08.03
2010

J’ai rencontré un pote (fan de la première heure de Skulking), celui-ci, alors que nous buvions un verre (ou deux), m’a parlé d’une BD, un truc qui devait absolument être chroniqué sur le site… Interloqué, je l’ai écouté me narrer le pitch… Bon, en fait, c’est relativement inracontable. Forcément, le lendemain, en traînant dans un des hauts lieux de la BD bordelaise, j’ai acheté La Saison Des Flèches, sans même jeter un coup d’œil au contenu du dit ouvrage. Le scénario est de Samuel Stento et tout est dessiné par Guillaume Trouillard. (Ce qui me fait rire, c’est que la maison d’édition se trouve à une rue de mon futur chez moi – à Bordeaux -, donc c’était un signe, ça ne pouvait que marcher entre nous). Mon ami ayant un sérieux talent pour mettre l’ambiance (juste avec la voix, vous voyez ?) et donc je vais essayer d’être à la hauteur de ce qui m’a fait acheter cet ouvrage.

La Charente, de nos jours. Hum, ça commence mal… Un couple de retraités vit tranquillement dans un appartement pas très grand (ça à son importance), le quotidien est morne et ces gens semblent normaux sous tout rapport. Agnès et son mari coulent des jours tranquilles. À des milliers de kilomètres, la société Mulligan Inc, par l’intermédiaire d’un procédé mystérieux et puissant (datant de 1879), met des Indiens en boîte. L’histoire débute lorsque le mari reçoit enfin la boîte Mulligan avec son Indien dedans. A la manière d’un journal de bord, La Saison Des Flèches raconte les aventures de cette petite famille avec leurs nouveaux invités (mince j’ai vendu la mèche !). En l’espace de quelques heures, la vie dans l’appartement va être transformée pour ne plus jamais être comme avant. Je n’ai pas envie d’en raconter plus, car l’intérêt est vraiment de découvrir l’ouvrage et l’histoire.

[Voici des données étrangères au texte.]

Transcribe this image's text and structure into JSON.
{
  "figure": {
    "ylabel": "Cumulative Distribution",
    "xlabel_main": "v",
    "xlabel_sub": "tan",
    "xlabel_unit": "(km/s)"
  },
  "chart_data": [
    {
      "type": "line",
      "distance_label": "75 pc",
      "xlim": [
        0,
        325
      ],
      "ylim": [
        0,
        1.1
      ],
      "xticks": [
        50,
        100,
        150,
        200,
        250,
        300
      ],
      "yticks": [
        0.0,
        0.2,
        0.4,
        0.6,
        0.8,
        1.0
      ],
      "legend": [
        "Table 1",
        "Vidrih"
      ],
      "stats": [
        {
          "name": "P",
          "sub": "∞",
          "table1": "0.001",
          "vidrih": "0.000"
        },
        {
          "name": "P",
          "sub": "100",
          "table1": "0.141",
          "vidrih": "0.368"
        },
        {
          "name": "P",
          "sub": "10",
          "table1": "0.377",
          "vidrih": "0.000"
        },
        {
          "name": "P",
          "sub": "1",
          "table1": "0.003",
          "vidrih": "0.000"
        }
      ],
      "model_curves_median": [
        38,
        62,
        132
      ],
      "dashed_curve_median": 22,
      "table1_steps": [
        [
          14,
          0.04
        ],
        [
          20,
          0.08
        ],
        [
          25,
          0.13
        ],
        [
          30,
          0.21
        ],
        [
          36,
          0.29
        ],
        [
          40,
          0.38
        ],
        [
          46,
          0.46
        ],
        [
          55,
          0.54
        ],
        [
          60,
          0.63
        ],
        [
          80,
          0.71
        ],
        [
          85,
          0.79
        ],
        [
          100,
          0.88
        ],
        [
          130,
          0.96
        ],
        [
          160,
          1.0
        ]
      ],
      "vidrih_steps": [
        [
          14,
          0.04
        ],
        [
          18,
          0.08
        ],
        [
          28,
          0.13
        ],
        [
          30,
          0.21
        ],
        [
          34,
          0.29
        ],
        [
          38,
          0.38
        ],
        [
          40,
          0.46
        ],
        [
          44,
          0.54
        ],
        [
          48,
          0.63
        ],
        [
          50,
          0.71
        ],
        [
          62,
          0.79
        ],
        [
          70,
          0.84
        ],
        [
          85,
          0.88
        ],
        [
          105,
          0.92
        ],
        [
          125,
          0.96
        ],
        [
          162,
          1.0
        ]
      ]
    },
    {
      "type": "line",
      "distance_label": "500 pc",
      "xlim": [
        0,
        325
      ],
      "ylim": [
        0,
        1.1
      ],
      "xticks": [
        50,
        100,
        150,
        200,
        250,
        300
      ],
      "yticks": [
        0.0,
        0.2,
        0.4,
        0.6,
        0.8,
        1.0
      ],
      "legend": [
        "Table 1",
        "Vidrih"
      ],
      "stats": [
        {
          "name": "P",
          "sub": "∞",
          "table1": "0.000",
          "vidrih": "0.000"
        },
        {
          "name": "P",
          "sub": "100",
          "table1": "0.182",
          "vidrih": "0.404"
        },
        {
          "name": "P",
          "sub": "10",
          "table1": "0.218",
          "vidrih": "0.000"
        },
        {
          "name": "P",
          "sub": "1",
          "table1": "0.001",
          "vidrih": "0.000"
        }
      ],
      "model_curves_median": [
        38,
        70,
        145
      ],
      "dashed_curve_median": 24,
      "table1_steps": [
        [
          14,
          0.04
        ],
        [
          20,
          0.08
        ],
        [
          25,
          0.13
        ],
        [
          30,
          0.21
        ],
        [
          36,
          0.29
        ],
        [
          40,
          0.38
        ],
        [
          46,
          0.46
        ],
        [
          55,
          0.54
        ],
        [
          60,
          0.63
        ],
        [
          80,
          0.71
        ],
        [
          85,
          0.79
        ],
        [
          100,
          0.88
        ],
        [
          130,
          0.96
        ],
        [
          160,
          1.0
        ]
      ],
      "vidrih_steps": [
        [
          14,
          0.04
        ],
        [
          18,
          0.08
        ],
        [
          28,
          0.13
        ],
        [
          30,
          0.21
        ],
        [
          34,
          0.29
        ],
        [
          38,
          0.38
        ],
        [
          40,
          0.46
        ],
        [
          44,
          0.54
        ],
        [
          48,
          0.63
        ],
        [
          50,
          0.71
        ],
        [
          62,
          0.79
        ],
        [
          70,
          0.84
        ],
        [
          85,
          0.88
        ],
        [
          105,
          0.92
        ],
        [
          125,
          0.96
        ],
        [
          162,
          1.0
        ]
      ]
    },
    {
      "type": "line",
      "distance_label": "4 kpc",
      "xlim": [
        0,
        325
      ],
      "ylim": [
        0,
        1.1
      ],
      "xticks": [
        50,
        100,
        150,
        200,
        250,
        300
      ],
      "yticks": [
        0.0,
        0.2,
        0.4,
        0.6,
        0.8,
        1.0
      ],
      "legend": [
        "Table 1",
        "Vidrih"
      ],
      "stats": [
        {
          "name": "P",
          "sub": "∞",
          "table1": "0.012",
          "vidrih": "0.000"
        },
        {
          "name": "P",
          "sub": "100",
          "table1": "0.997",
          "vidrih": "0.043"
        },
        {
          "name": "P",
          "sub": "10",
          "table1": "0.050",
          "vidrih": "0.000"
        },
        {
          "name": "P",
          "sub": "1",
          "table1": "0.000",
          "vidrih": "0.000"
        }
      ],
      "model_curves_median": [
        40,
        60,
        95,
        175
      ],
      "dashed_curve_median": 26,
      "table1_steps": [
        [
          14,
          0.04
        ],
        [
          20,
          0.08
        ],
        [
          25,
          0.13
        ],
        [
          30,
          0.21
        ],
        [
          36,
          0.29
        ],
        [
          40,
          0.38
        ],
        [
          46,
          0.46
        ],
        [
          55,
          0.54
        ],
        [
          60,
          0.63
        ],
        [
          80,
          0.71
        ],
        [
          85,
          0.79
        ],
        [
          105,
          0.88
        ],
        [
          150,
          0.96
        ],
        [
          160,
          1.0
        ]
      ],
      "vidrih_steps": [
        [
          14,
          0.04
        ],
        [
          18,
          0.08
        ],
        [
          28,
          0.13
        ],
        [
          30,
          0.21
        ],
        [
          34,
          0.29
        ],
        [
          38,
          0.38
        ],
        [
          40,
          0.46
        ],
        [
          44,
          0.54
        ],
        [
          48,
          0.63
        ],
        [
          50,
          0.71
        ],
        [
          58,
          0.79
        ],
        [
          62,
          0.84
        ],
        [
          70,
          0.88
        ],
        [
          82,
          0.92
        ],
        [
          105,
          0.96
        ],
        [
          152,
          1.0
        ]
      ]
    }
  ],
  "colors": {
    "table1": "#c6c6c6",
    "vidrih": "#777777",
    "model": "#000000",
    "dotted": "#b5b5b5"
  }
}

Sachez seulement qu’avec la présence de cette famille indienne (Gérald, Marie-Paule et Sylvain leur fils), la réalité va évoluer, se distordre et Agnès et son mari vont vivre des événements de plus en plus rocambolesques. Allez, je vais le dire, ce n’est pas un grand secret, l’appartement va commencer à s’agrandir pour ressembler de plus en plus aux territoires sauvages de l’Ouest (ce n’est qu’une infime partie de la trame, je vous rassure).

Au premier abord, cette bande dessinée est très classique, avec un traitement à l’encre et à l’aquarelle, peut-être que cela pourra en rebuter plus d’un, mais la technique est parfaitement adaptée aux aventures et le côté aqueux est un soutien nécessaire aux événements plus qu’oniriques que décrit La Saison Des Flèches. La force de cet ouvrage vient de la capacité de Guillaume Trouillard de passer d’une ambiance à une autre, entre les publicités Mulligan’s (qui valent leur pesant de cacahouètes), les cartes des environs ou les documents officiels fournis, tout est fait pour que le lecteur voyage avec ce petit monde « sioux-charentais ». Le scénario de Samuel Stento est vraiment excellent, et on oscille entre sourire amusé de connivence, émotions, et intelligence du propos : c’est touchant et définitivement distrayant. L’idée du journal de bord est excellente et voir les aventures narrées par l’homme de la maison est toujours un moment savoureux. Entre la simplicité de ce couple de retraités, la vision du retour à la nature et le monde alentour interpénétré par le monde en boîte fourni par Mulligan’s.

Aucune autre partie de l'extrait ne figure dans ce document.